На третий день с раннего утра татарские лучники стали засыпать русский стан сотнями зажженных стрел, желая вызвать пожар и переполох. Однако киевляне были готовы и к этому. Они гасили свои вспыхнувшие шатры землей и песком, укладывали на очаги пламени сырые кожи. Ничего не добившись обстрелом из луков, мунгалы решили вручную растащить повозки киевлян и таким образом ворваться в их лагерь. Тысячи татар яростно лезли на холм, передние из них перерубали ножами и топорами оглобли и веревки, скреплявшие возы между собой. Киевляне, поняв тактику мунгалов, высыпали из-за повозок на склон холма, выстроившись плотными шеренгами. Их продолговатые красные щиты опоясали вершину холма, словно два красных забора. Наступая снизу вверх, татары так и не смогли пробиться через этот живой заслон. В вечерних сумерках татары вновь отступили, унося своих убитых и раненых.

На четвертый день от татар прибыли послы для переговоров с киевским князем. Послов было трое: два мунгала и араб-толмач.

Мстислав Романович встретил татарских посланцев в своем шатре, сидя на походном троне, в окружении воевод. Это было третье татарское посольство, отдающее ему низкий земной поклон, за последний месяц. С первыми двумя посольствами великий князь особо не церемонился, ныне он оказался в непростой ситуации, поэтому рубить сплеча не собирался.

Оба мунгала были в длинных дорогих одеяниях, с золотыми поясами, в яловых сапогах с загнутыми носками и голенищами, на головах у них были высокие шапки с опушкой из чернобурых лисиц. Толмач был в красно-желтом полосатом халате, кожаных шнурованных башмаках, с чалмой на голове.

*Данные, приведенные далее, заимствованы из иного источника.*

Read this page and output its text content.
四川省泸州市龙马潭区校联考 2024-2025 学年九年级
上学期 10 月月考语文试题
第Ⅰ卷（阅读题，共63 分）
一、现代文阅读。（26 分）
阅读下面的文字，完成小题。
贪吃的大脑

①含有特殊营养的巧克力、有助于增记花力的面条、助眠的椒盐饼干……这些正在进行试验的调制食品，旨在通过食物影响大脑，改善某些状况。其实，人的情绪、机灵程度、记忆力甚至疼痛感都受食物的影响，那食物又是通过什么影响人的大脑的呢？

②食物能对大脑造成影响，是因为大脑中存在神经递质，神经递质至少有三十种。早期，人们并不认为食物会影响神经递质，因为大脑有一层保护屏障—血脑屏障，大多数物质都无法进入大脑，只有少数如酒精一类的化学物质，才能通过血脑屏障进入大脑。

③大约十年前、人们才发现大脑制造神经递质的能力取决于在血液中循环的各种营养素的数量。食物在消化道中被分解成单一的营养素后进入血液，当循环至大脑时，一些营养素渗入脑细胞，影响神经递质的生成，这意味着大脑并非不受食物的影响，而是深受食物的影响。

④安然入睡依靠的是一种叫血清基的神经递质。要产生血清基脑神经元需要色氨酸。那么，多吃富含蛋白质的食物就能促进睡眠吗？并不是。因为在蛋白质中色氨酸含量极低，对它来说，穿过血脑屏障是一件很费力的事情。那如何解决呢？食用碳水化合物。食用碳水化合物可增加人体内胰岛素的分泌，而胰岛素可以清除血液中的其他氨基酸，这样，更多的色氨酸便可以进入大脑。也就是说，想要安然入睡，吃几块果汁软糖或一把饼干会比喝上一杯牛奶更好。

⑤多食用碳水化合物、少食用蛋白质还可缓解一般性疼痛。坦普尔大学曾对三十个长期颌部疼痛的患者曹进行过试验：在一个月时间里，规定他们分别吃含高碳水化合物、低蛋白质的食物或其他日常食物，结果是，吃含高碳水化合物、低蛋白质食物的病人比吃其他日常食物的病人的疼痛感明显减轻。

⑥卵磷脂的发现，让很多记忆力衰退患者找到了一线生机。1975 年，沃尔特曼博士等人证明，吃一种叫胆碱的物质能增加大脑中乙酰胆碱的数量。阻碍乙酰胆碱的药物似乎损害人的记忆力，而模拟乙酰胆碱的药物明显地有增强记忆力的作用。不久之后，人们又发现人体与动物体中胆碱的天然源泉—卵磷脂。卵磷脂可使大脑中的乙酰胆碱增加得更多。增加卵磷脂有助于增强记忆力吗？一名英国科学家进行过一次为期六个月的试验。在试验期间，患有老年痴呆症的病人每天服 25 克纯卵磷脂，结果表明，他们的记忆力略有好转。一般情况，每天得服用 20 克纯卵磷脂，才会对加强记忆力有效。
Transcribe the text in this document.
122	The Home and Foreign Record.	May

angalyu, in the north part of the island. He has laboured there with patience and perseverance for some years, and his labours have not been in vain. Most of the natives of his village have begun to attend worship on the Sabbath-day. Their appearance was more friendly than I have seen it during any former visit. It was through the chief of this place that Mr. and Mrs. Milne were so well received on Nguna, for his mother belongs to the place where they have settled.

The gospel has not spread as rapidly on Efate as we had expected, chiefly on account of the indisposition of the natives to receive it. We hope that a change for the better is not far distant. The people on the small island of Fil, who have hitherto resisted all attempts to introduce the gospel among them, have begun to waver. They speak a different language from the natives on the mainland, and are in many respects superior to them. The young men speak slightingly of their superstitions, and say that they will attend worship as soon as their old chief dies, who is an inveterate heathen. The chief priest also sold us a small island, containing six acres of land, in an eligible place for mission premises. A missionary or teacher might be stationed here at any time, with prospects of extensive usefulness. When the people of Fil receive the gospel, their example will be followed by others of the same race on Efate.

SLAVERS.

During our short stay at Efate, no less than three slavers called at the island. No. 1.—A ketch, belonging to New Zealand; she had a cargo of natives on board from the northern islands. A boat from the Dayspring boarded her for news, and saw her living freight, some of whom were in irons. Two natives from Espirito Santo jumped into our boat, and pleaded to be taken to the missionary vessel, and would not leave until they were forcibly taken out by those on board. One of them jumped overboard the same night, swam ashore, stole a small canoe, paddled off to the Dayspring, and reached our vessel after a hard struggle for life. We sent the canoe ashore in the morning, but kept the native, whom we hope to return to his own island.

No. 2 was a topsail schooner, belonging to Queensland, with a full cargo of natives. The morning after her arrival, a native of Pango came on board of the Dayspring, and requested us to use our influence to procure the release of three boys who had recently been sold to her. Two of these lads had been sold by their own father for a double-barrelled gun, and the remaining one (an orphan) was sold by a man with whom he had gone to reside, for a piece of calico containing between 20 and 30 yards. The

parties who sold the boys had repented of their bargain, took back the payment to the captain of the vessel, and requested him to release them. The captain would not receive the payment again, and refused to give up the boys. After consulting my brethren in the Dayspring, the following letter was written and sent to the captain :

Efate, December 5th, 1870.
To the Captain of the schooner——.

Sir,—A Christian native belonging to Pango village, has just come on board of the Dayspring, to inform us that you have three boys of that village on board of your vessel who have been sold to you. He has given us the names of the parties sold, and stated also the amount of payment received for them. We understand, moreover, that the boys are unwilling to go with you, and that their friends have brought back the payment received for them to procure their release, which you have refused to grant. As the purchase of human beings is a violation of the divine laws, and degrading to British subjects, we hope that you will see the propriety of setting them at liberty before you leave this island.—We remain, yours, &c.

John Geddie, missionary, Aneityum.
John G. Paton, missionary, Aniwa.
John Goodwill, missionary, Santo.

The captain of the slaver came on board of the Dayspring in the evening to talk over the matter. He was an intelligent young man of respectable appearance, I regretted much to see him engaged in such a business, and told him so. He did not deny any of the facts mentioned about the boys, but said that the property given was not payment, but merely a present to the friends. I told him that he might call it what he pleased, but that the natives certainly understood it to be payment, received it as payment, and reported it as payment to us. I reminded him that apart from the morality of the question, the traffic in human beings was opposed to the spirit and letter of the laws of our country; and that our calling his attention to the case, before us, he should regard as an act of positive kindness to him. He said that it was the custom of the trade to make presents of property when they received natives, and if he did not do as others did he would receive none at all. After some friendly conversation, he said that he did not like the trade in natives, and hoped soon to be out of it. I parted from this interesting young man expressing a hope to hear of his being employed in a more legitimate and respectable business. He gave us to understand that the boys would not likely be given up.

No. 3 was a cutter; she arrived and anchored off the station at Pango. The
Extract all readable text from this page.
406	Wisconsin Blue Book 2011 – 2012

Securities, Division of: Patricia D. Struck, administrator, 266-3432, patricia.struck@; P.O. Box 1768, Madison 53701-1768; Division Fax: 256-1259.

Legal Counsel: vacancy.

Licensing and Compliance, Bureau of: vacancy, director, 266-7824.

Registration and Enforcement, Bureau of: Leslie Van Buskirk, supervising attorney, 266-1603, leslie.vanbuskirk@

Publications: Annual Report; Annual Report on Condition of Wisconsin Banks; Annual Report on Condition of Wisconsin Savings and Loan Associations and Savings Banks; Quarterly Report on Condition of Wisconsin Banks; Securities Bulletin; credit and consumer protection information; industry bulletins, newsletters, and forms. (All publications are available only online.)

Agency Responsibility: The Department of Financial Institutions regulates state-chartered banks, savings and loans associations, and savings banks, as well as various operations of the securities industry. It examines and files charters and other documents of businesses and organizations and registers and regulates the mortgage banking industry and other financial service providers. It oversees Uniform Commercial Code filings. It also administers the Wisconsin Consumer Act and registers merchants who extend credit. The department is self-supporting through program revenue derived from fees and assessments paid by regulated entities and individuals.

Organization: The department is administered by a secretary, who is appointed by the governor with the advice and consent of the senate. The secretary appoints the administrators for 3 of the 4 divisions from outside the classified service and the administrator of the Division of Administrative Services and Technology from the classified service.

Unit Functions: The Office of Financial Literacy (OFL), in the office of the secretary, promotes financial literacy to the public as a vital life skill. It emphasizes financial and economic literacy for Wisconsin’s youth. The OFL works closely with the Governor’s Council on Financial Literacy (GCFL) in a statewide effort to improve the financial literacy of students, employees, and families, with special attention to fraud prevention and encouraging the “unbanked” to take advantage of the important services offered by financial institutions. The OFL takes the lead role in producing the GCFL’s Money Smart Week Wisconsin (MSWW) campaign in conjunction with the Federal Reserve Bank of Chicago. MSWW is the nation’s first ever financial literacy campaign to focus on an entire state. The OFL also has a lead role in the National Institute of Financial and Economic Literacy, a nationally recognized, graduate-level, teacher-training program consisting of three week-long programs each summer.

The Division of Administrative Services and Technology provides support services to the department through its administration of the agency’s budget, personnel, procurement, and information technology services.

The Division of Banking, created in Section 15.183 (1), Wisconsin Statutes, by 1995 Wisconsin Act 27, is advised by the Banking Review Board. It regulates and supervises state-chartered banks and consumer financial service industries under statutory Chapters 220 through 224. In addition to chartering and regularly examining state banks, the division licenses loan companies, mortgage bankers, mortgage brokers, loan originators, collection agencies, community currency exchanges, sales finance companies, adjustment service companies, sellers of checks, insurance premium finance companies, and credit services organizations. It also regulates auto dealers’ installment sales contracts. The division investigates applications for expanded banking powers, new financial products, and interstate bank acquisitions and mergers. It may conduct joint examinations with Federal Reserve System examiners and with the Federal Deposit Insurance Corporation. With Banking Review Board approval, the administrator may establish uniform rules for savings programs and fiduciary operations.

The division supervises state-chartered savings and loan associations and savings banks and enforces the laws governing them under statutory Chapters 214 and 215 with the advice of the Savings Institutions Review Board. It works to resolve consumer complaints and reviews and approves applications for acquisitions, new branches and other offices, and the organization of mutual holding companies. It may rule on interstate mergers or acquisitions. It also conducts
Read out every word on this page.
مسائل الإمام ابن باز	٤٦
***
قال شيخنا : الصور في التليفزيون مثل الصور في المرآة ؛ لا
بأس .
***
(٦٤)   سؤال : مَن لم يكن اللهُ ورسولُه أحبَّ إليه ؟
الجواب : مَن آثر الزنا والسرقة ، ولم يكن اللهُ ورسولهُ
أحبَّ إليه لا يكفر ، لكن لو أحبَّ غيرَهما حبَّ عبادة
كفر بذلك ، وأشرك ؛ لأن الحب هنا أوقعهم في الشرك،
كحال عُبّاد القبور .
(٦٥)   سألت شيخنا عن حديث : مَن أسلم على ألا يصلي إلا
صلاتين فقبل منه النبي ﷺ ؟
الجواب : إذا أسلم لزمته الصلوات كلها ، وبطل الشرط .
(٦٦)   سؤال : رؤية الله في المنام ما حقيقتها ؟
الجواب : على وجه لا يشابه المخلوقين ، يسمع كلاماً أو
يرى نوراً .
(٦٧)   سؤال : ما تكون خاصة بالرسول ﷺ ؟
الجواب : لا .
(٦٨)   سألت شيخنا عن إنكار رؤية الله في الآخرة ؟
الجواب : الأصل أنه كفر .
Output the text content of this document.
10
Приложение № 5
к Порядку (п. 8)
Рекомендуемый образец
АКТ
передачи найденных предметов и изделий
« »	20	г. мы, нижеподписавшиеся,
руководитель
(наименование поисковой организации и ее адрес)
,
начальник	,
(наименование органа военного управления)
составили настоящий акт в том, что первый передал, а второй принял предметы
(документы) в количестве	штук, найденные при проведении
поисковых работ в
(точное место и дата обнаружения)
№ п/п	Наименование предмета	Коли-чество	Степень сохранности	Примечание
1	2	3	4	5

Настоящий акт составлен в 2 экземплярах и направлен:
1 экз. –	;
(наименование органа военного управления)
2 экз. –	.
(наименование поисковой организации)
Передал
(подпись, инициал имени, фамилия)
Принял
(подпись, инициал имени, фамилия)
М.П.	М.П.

Один из мунгалов, темный от загара, со шрамом на левой щеке, с жидкой седой бородой, обратился к великому князю с такими словами:

– Славные Цыгыр-хан и Тешу-нойон приветствуют храброго киевского князя! Монголы большой кровью заплатили за победу при Калке-реке. Поэтому мы хотим разойтись с киевским князем миром. Пусть русы сложат оружие, им будет позволено вернуться домой, но все добро в вашем стане будет нашей добычей.

Толмач перевел все сказанное послом на русский язык. Мстислав Романович криво усмехнулся:

– Ишь, чего удумали, черти косоглазые! Безоружных-то нас вы живо посечете. С оружием мы сюда пришли, с оружием и уйдем. Так и скажите своим ханам.

Послы с поклоном удалились.

С вершины холма киевляне видели, как к татарскому стану подтягиваются конные отряды мунгалов, возвращающиеся из погони за отступающим русским воинством. Теперь перевес сил стал явно в пользу татар. Киевляне приготовились к отражению нового штурма. Но от татар вновь пожаловали послы.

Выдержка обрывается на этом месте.